My brother felt guilty about taking her automobile, under these circumstances. It was her last tether to freedom and the next to the last symbol of her independence. Despite his guilt, my brother needed a car. The next day, I wasn’t present when he and dad tried to start it and the engine wouldn’t turn over. They tried jumping it. No luck. My father blew his top.
“Your brother took all the icons out of here and he never should have, goddammit!”
In two more months, my grandmother would have to be hospitalized with chest pains and the last freedom, her assisted living set-up, would be stripped away: dad had to make the decision to have her placed in a home.
The declining spiral was a slow, agonizing one. She got into a pattern of falling that eventually led to her needing both a knee and hip replacement. As her lungs turned to stone from COPD, the doctors put her on oxygen. She panted almost continuously, air starved. She hadn’t smoked for close to forty years.
Yeah, I mourned her loss a long time ago- probably with that series of horrible phone calls I made to her where she thought I was my brother. I never corrected her. My brother, who never called her, thanked me for allowing him the credit. I don’t blame him though. I almost wish I didn’t call… that the last memories I’ve got of her are her weak and panicked voice saying stuff like, “I don’t know what’s going on. Can you tell me what’s happening? I can’t turn on the TV. I want to die. I can’t take it anymore. Where is your father? I need him. I can’t find my oxygen.” And then, “I don’t know what the hell’s going on” on repeat. Sobbing. Pleading. What do you say then?

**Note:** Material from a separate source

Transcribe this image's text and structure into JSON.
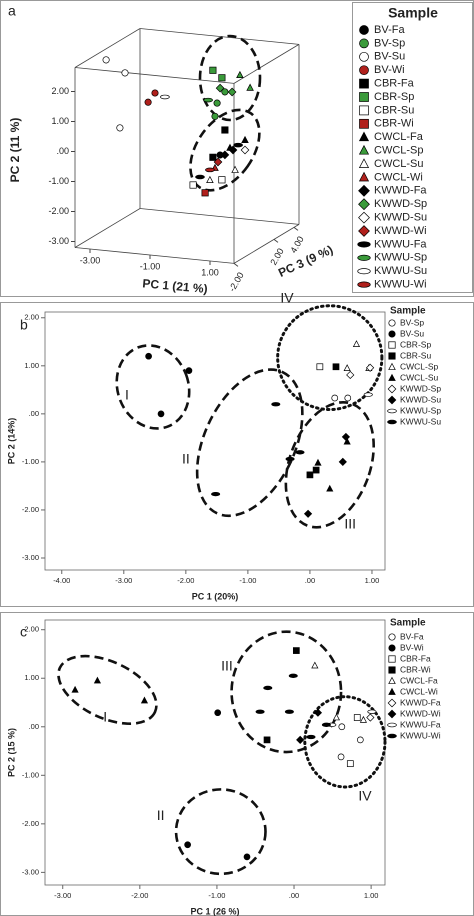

If I remember correctly, I think that’s when I cried and chalked her off as dead. Seems so calloused. I didn’t visit her last Xmas and it was her last one. It figures. Do I feel guilty? No. I don’t know how coherent she was, her recall was hit or miss. Heck, she could’ve thought my brother, who did visit her at Christmas, was me. Who knows? But no. I don’t feel guilty. I will miss her to be sure. But the grandmother I grew to love hadn’t existed for a very long time.